ガラスの靴女はいつも探してるきっとあるわとおとなになっても (初出「桃李歌壇」)

高校の時、つき合っていた男の子は、大学の付属の男子校に通う、理科系の子だった。当時は、つき合うと言っても、博物館だの、美術館へ行き、街の本屋を覗いたりがせいぜい、喫茶店にも入ったことはなく、何ともかわいらしい、純朴な付き合い方だった。彼は私を喜ばせようとして、自分の興味のある「小西六ギャラリー」とか、「アイソトープ展示会」みたいなものに連れて行くのだが、私はちっとも面白くなかった。
私は、当時の文学少女で、アンドレ・ジイドや、ヘミングウエイなどの外国文学、フランスやイギリスの映画が好きで、そういう話をしたいのに、あちらはまったく興味を示さない。だんだんつまらなくなり、大学に入る頃から疎遠になって、自然に付き合わなくなってしまった。
一度だけ、本屋でばったり出会ったことがあり、「相変わらず、本が好きだね」と、向こうは懐かしそうに話しかけたのに、私は、その頃別の世界が愉しくなっていたので、ろくに返事もせずに、その場を離れてしまった。
それから十数年たって、荷物を整理していたら、高校時代にその人と交わした手紙の束が、そっくり出てきた。
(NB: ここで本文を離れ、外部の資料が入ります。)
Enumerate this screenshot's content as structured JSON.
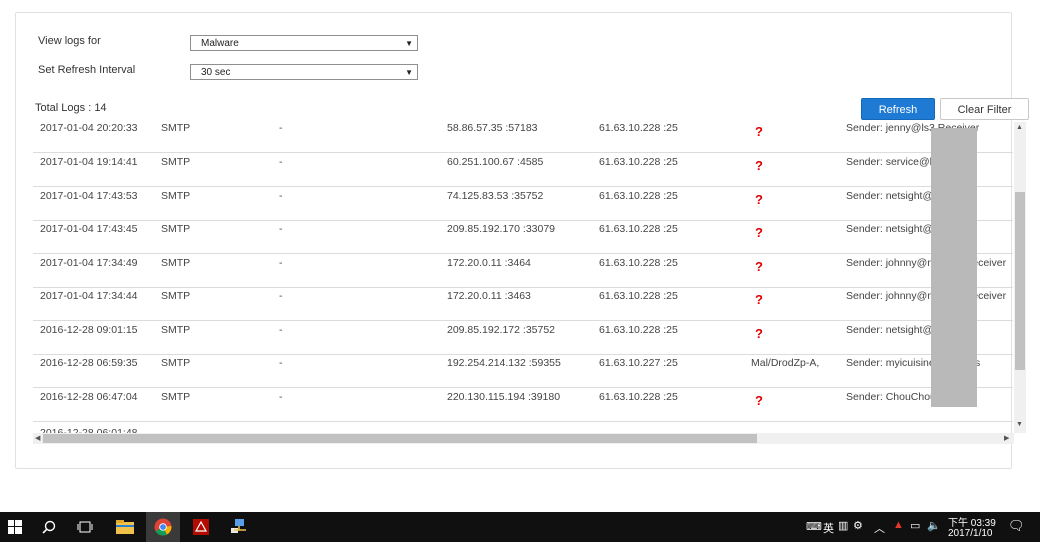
{
  "form": {
    "view_logs_label": "View logs for",
    "view_logs_value": "Malware",
    "refresh_label": "Set Refresh Interval",
    "refresh_value": "30 sec"
  },
  "total_logs": "Total Logs : 14",
  "buttons": {
    "refresh": "Refresh",
    "clear_filter": "Clear Filter"
  },
  "rows": [
    {
      "date": "2017-01-04 20:20:33",
      "proto": "SMTP",
      "dash": "-",
      "src": "58.86.57.35 :57183",
      "dst": "61.63.10.228 :25",
      "virus": "?",
      "detail": "Sender: jenny@ls3                Receiver"
    },
    {
      "date": "2017-01-04 19:14:41",
      "proto": "SMTP",
      "dash": "-",
      "src": "60.251.100.67 :4585",
      "dst": "61.63.10.228 :25",
      "virus": "?",
      "detail": "Sender: service@b               m.tw Re"
    },
    {
      "date": "2017-01-04 17:43:53",
      "proto": "SMTP",
      "dash": "-",
      "src": "74.125.83.53 :35752",
      "dst": "61.63.10.228 :25",
      "virus": "?",
      "detail": "Sender: netsight@                o Receiv"
    },
    {
      "date": "2017-01-04 17:43:45",
      "proto": "SMTP",
      "dash": "-",
      "src": "209.85.192.170 :33079",
      "dst": "61.63.10.228 :25",
      "virus": "?",
      "detail": "Sender: netsight@                o Receiv"
    },
    {
      "date": "2017-01-04 17:34:49",
      "proto": "SMTP",
      "dash": "-",
      "src": "172.20.0.11 :3464",
      "dst": "61.63.10.228 :25",
      "virus": "?",
      "detail": "Sender: johnny@nb             com Receiver"
    },
    {
      "date": "2017-01-04 17:34:44",
      "proto": "SMTP",
      "dash": "-",
      "src": "172.20.0.11 :3463",
      "dst": "61.63.10.228 :25",
      "virus": "?",
      "detail": "Sender: johnny@nb             com Receiver"
    },
    {
      "date": "2016-12-28 09:01:15",
      "proto": "SMTP",
      "dash": "-",
      "src": "209.85.192.172 :35752",
      "dst": "61.63.10.228 :25",
      "virus": "?",
      "detail": "Sender: netsight@                o Receiv"
    },
    {
      "date": "2016-12-28 06:59:35",
      "proto": "SMTP",
      "dash": "-",
      "src": "192.254.214.132 :59355",
      "dst": "61.63.10.227 :25",
      "virus": "Mal/DrodZp-A,",
      "detail": "Sender: myicuisine            mentools"
    },
    {
      "date": "2016-12-28 06:47:04",
      "proto": "SMTP",
      "dash": "-",
      "src": "220.130.115.194 :39180",
      "dst": "61.63.10.228 :25",
      "virus": "?",
      "detail": "Sender: ChouChou              om Rec"
    }
  ],
  "taskbar": {
    "ime": "英",
    "time": "下午 03:39",
    "date": "2017/1/10"
  }
}
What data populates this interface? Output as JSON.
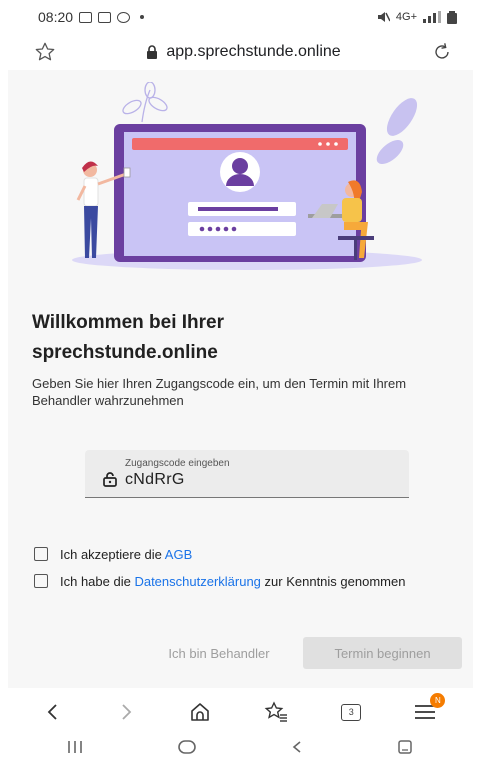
{
  "status_bar": {
    "time": "08:20",
    "network": "4G+"
  },
  "url_bar": {
    "url": "app.sprechstunde.online",
    "bookmark_icon": "star-outline-icon",
    "reload_icon": "reload-icon",
    "secure_icon": "lock-icon"
  },
  "content": {
    "title_line1": "Willkommen bei Ihrer",
    "title_line2": "sprechstunde.online",
    "description": "Geben Sie hier Ihren Zugangscode ein, um den Termin mit Ihrem Behandler wahrzunehmen",
    "code_field": {
      "label": "Zugangscode eingeben",
      "value": "cNdRrG",
      "icon": "lock-icon"
    },
    "checkbox_agb": {
      "text_before": "Ich akzeptiere die ",
      "link": "AGB",
      "checked": false
    },
    "checkbox_privacy": {
      "text_before": "Ich habe die ",
      "link": "Datenschutzerklärung",
      "text_after": " zur Kenntnis genommen",
      "checked": false
    },
    "button_behandler": "Ich bin Behandler",
    "button_begin": "Termin beginnen"
  },
  "browser_nav": {
    "tab_count": "3",
    "menu_badge": "N"
  },
  "colors": {
    "accent": "#1a73e8",
    "laptop": "#6b3fa0",
    "screen": "#c9c4f5",
    "header": "#f06b6b"
  }
}
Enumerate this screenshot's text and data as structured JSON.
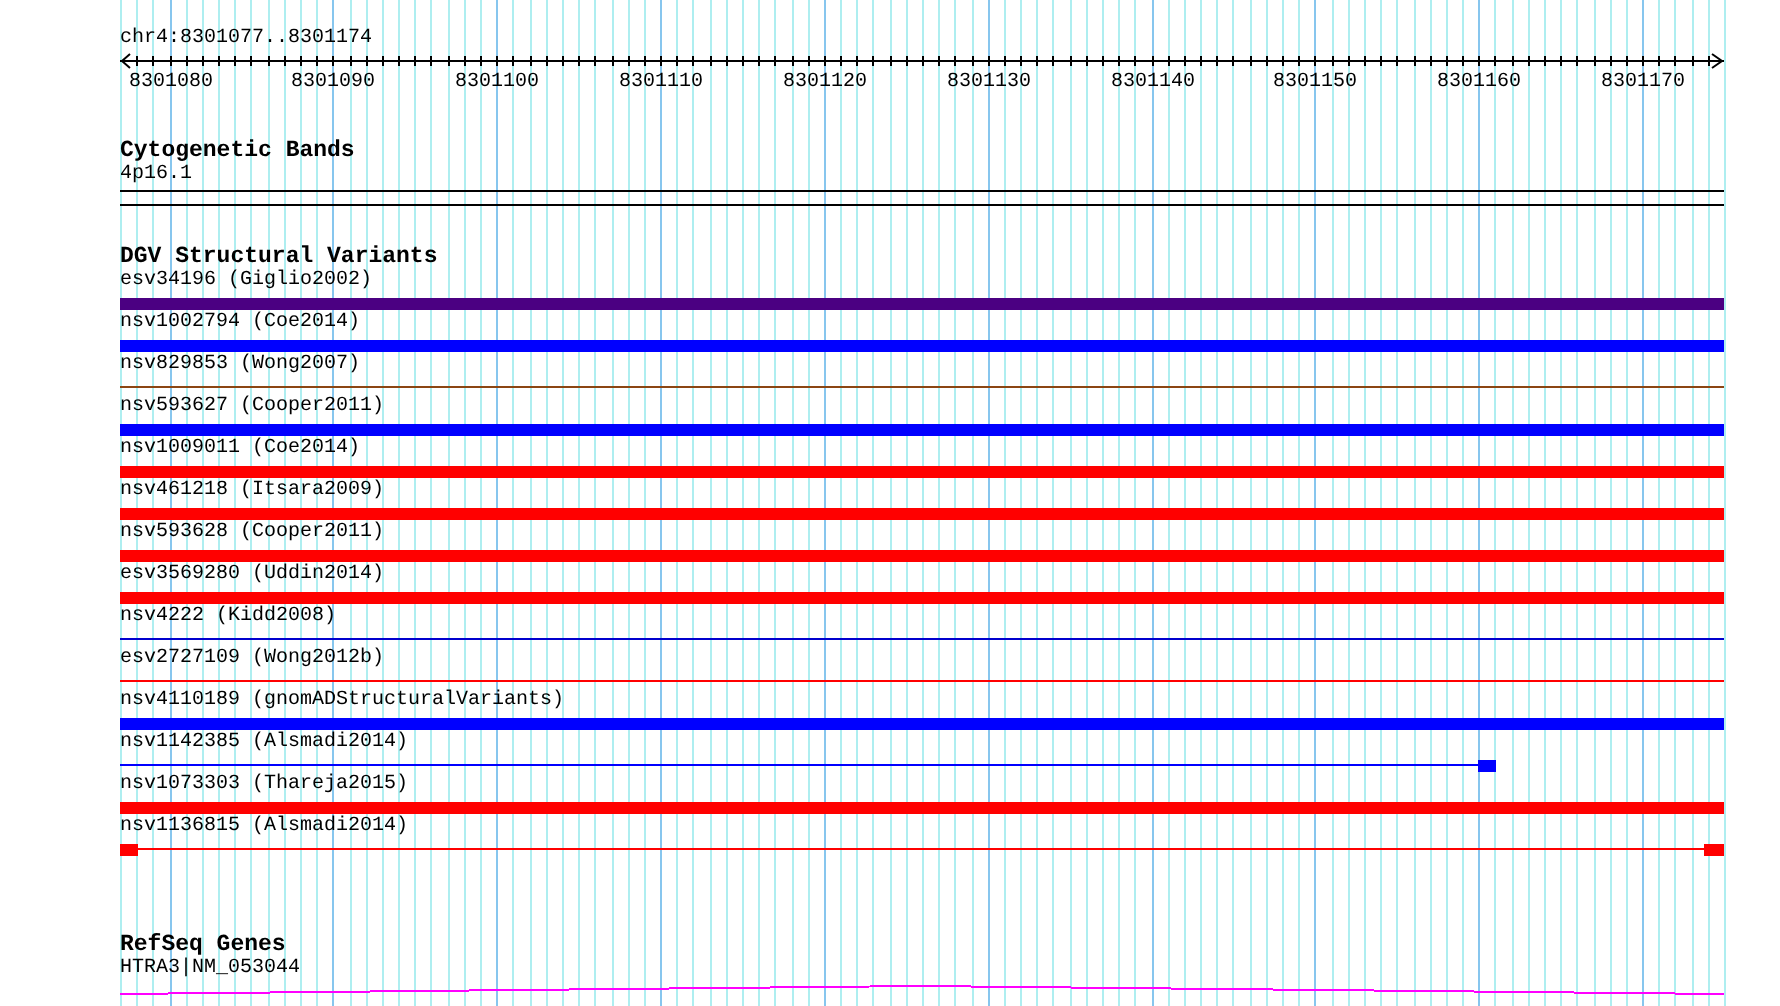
{
  "ruler": {
    "location": "chr4:8301077..8301174",
    "tick_labels": [
      "8301080",
      "8301090",
      "8301100",
      "8301110",
      "8301120",
      "8301130",
      "8301140",
      "8301150",
      "8301160",
      "8301170"
    ]
  },
  "tracks": [
    {
      "title": "Cytogenetic Bands",
      "kind": "bands",
      "features": [
        {
          "label": "4p16.1",
          "kind": "band"
        }
      ]
    },
    {
      "title": "DGV Structural Variants",
      "kind": "variants",
      "features": [
        {
          "label": "esv34196 (Giglio2002)",
          "color": "#4b0082",
          "kind": "thick"
        },
        {
          "label": "nsv1002794 (Coe2014)",
          "color": "#0000ff",
          "kind": "thick"
        },
        {
          "label": "nsv829853 (Wong2007)",
          "color": "#8b4513",
          "kind": "thin"
        },
        {
          "label": "nsv593627 (Cooper2011)",
          "color": "#0000ff",
          "kind": "thick"
        },
        {
          "label": "nsv1009011 (Coe2014)",
          "color": "#ff0000",
          "kind": "thick"
        },
        {
          "label": "nsv461218 (Itsara2009)",
          "color": "#ff0000",
          "kind": "thick"
        },
        {
          "label": "nsv593628 (Cooper2011)",
          "color": "#ff0000",
          "kind": "thick"
        },
        {
          "label": "esv3569280 (Uddin2014)",
          "color": "#ff0000",
          "kind": "thick"
        },
        {
          "label": "nsv4222 (Kidd2008)",
          "color": "#0000cd",
          "kind": "thin"
        },
        {
          "label": "esv2727109 (Wong2012b)",
          "color": "#ff0000",
          "kind": "thin"
        },
        {
          "label": "nsv4110189 (gnomADStructuralVariants)",
          "color": "#0000ff",
          "kind": "thick"
        },
        {
          "label": "nsv1142385 (Alsmadi2014)",
          "color": "#0000ff",
          "kind": "ends-in-view"
        },
        {
          "label": "nsv1073303 (Thareja2015)",
          "color": "#ff0000",
          "kind": "thick"
        },
        {
          "label": "nsv1136815 (Alsmadi2014)",
          "color": "#ff0000",
          "kind": "blocks-at-edges"
        }
      ]
    },
    {
      "title": "RefSeq Genes",
      "kind": "genes",
      "features": [
        {
          "label": "HTRA3|NM_053044",
          "color": "#ff00ff",
          "kind": "intron"
        }
      ]
    }
  ]
}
人から貰った手紙は、大事にとって置くほうだったから、生活の変化で何度か住まいが変わっても、もって歩いていたのだろう。こういう時代もあったと懐かしく読み返していたら、私は大事なことを見落としていたことに気づいた。
高校生の時、つまらない人だと思っていた人が、文面から、生き生きと立ちのぼって来るではないか。礼儀正しく、人生を真摯に考え、私の心に近づこうと努力し、誠実に言葉を受け止めている、彼の人となりが、良く解るのだ。どうして気づかなかったのだろう。
私は、彼の良さを少しも分かろうとせず、大事なことに気づかずにいたのだ。私はなんと、軽薄な人間だったのだろうと、胸が痛んだ。
この年頃の女の子は、男の子というものを、本当には理解できないのかもしれない。男の子のほうも、多分そうだ。でも、理解しているかのように思い、人生を共にするうちに、お互いの落差に気づいたりするのかも知れない。
街中で、若いカップルに出会うと、ふとよぎる想い出である。